Can anyone please explain this in a easier way?

Question

I had take up a computer organization course a year ago and now I have a follow up to it as 'Computer architecture' , I am using the 3rd edition of John Hennessy's book 'Quantitative approach to computer architecture', I went through the MIPS ISA but still need some help , can you explain this line of code in greater detail

Source code:

for(i=1000; i>0; i--)
    x[i] = x[i] + s;

Assembly code:

   Loop:      L.D         F0, 0(R1)          ; F0 = array element
              ADD.D       F4, F0, F2        ; add scalar
              S.D         F4, 0(R1)          ; store result
              DADDUI      R1, R1,# -8      ; decrement address pointer
              BNE         R1, R2, Loop    ; branch if R1 != R2

This is given as an example for loop unrolling to exploit ILP , I have a few doubts . I do get it that the array starts at Mem[0+R1] and goes backwards till Mem[R+8](as given in the text) , any reason for this or they just randomly took this location?

Also why use a DADDUI (unsigned ) when we are adding a signed number (-8) ?

Please give a detailed overview of this so that i can follow along the rest of the topics.
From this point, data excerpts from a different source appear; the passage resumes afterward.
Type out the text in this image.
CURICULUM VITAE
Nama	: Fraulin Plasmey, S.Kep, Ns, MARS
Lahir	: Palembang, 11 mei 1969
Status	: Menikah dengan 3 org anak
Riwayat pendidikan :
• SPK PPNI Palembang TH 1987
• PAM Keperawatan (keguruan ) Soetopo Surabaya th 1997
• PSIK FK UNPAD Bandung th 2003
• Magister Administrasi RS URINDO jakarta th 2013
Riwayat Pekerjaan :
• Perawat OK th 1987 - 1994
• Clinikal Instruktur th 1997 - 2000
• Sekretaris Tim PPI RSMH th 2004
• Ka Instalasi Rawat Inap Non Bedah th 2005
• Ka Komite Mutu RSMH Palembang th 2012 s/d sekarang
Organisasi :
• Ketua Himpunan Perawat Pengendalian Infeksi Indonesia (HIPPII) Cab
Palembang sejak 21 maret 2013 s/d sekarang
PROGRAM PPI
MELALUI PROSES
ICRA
Thanks

Answer 1

The memory accesses are performed to the addesses and in the order as specified by the loop in the source code.
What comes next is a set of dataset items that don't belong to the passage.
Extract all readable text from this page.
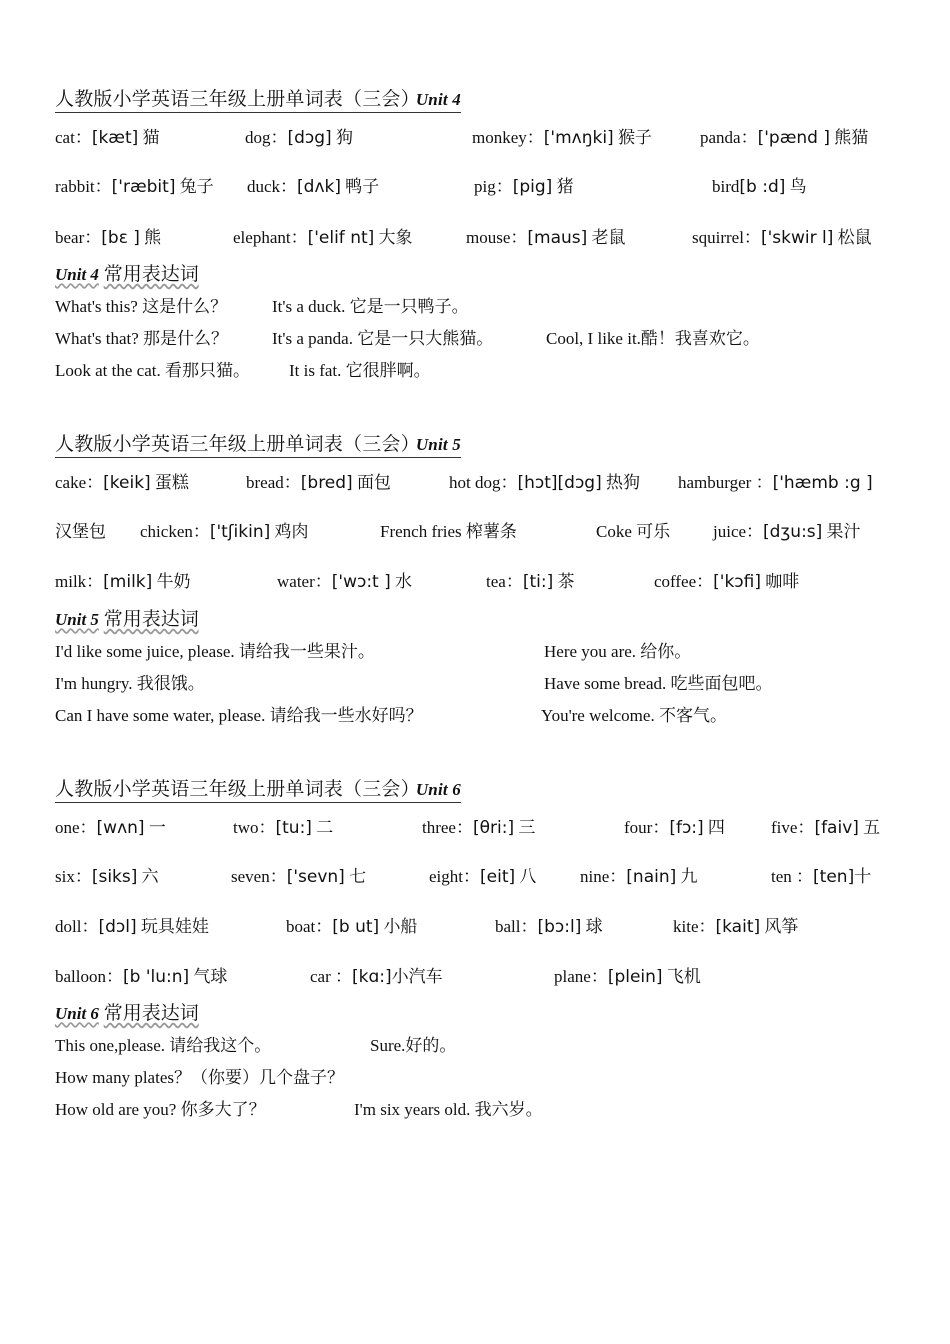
人教版小学英语三年级上册单词表（三会）Unit 4
cat：[kæt] 猫	dog：[dɔg] 狗	monkey：['mʌŋki] 猴子	panda：['pænd ] 熊猫
rabbit：['ræbit] 兔子 duck：[dʌk] 鸭子	pig：[pig] 猪	bird[b :d] 鸟
bear：[bɛ ] 熊	elephant：['elif nt] 大象	mouse：[maus] 老鼠	squirrel：['skwir l] 松鼠
Unit 4 常用表达词
What's this? 这是什么？	It's a duck. 它是一只鸭子。
What's that? 那是什么？	It's a panda. 它是一只大熊猫。	Cool, I like it.酷！我喜欢它。
Look at the cat. 看那只猫。 It is fat. 它很胖啊。
人教版小学英语三年级上册单词表（三会）Unit 5
cake：[keik] 蛋糕	bread：[bred] 面包	hot dog：[hɔt][dɔg] 热狗 hamburger ：['hæmb :g ]
汉堡包 chicken：['tʃikin] 鸡肉	French fries 榨薯条	Coke 可乐	juice：[dʒu:s] 果汁
milk：[milk] 牛奶	water：['wɔ:t ] 水	tea：[ti:] 茶	coffee：['kɔfi] 咖啡
Unit 5 常用表达词
I'd like some juice, please. 请给我一些果汁。	Here you are. 给你。
I'm hungry. 我很饿。	Have some bread. 吃些面包吧。
Can I have some water, please. 请给我一些水好吗？	You're welcome. 不客气。
人教版小学英语三年级上册单词表（三会）Unit 6
one：[wʌn] 一	two：[tu:] 二	three：[θri:] 三	four：[fɔ:] 四	five：[faiv] 五
six：[siks] 六	seven：['sevn] 七	eight：[eit] 八	nine：[nain] 九	ten ：[ten]十
doll：[dɔl] 玩具娃娃	boat：[b ut] 小船	ball：[bɔ:l] 球	kite：[kait] 风筝
balloon：[b 'lu:n] 气球	car ：[kɑ:]小汽车	plane：[plein] 飞机
Unit 6 常用表达词
This one,please. 请给我这个。	Sure.好的。
How many plates？（你要）几个盘子？
How old are you? 你多大了？	I'm six years old. 我六岁。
The daddiu instruction is sufficient to perform such address arithmetic. The "negative" value accomplishes subtraction in two's-complement. Addresses are neither negative nor positive; they are just bit-patterns. Refer to an ISA reference to learn more about MIPS and instructions.
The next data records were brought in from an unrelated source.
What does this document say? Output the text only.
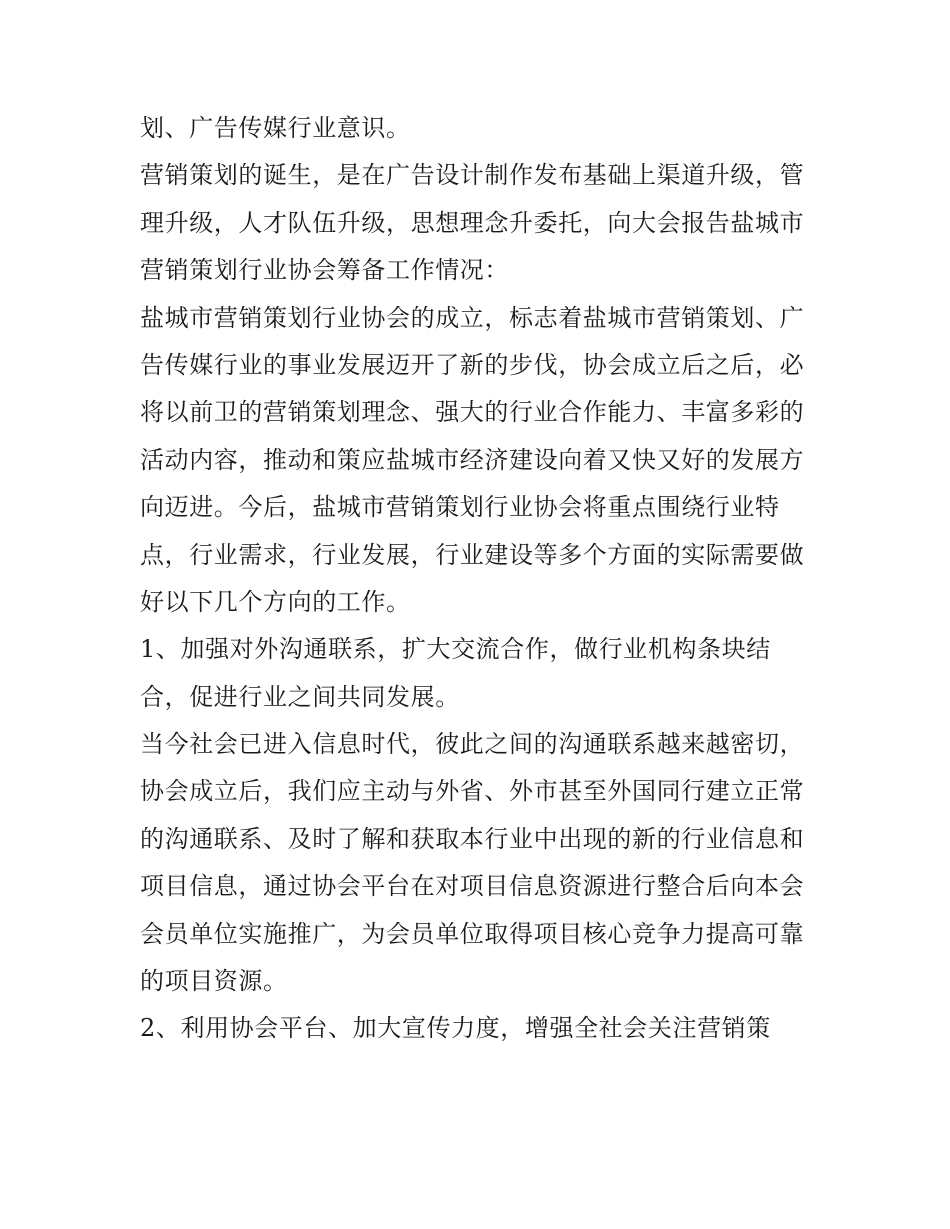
划、广告传媒行业意识。
营销策划的诞生，是在广告设计制作发布基础上渠道升级，管
理升级，人才队伍升级，思想理念升委托，向大会报告盐城市
营销策划行业协会筹备工作情况：
盐城市营销策划行业协会的成立，标志着盐城市营销策划、广
告传媒行业的事业发展迈开了新的步伐，协会成立后之后，必
将以前卫的营销策划理念、强大的行业合作能力、丰富多彩的
活动内容，推动和策应盐城市经济建设向着又快又好的发展方
向迈进。今后，盐城市营销策划行业协会将重点围绕行业特
点，行业需求，行业发展，行业建设等多个方面的实际需要做
好以下几个方向的工作。
1、加强对外沟通联系，扩大交流合作，做行业机构条块结
合，促进行业之间共同发展。
当今社会已进入信息时代，彼此之间的沟通联系越来越密切，
协会成立后，我们应主动与外省、外市甚至外国同行建立正常
的沟通联系、及时了解和获取本行业中出现的新的行业信息和
项目信息，通过协会平台在对项目信息资源进行整合后向本会
会员单位实施推广，为会员单位取得项目核心竞争力提高可靠
的项目资源。
2、利用协会平台、加大宣传力度，增强全社会关注营销策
The 16-bit signed immediate is added to the 64-bit value in GPR rs and the 64-bit arithmetic result is placed into GPR rt . No Integer Overflow exception occurs under any circumstances.

…

The term “unsigned” in the instruction name is a misnomer; this operation is 64-bit modulo arithmetic that does not trap on overflow. It is appropriate for unsigned arithmetic such as address arithmetic, or integer arithmetic environments that ignore overflow, such as C language arithmetic.

The example is not optimized or unrolled. It's just a literal translation of the source.